A plan also can leave out spending on out-of-network products and services, or any amounts that out-of-network providers charge that exceed the plan’s reimbursement level.

Officials from the Center for Consumer Information & Insurance Oversight, the Employee Benefits Security Administration and the Internal Revenue Service have given that advice in a collection of answers to questions about the Patient Protection and Affordable Care Act.

The new batch of guidance includes details about the new decision by CCIIO’s parent, the U.S. Department of Health and Human Services, to require all non-grandfathered major medical plans to include coverage for breast cancer prevention drugs in their basic preventive services package.

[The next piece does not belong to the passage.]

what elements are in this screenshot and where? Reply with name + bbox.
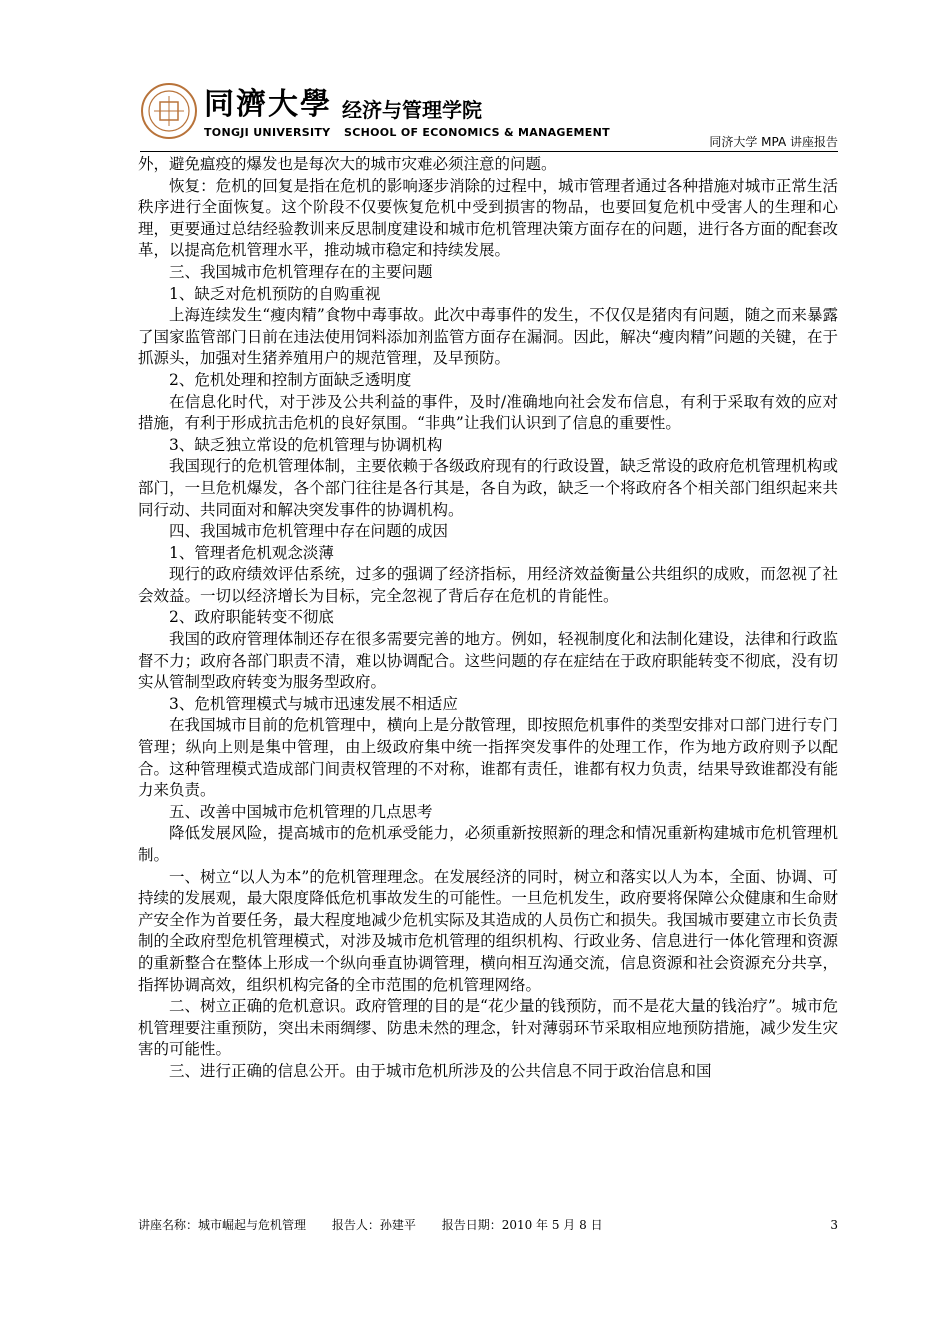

The officials also discuss the expatriate plans that cover overseas workers, wellness programs, and mental health parity rules.

The officials repeat earlier statements, for example, that grandfathered individual and small group plans need not provide mental health or substance abuse benefits.

Any grandfathered individual policies that do provide mental health or substance abuse benefits will have to comply with the federal parity requirements in policy years beginning on or after July 1, officials said.

Beginning with plan or policy years that start July 1 or later, all non-grandfathered individual and small-group plans must provide mental health and substance abuse benefits that meet the parity requirements, officials said.

In answers to questions about expat plans, officials promised not to apply any new rules that could cause headaches until 2017, at the earliest.

In the section on out-of-pocket spending maximums and other individual and small-group plan cost-sharing provisions, officials said a plan can count enrollees’ spending on out-of-network spending and non-covered services if they want to.

Carriers also can keep covered services that are outside the government’s official “essential health benefits” package out of the out-of-pocket spending total, officials said.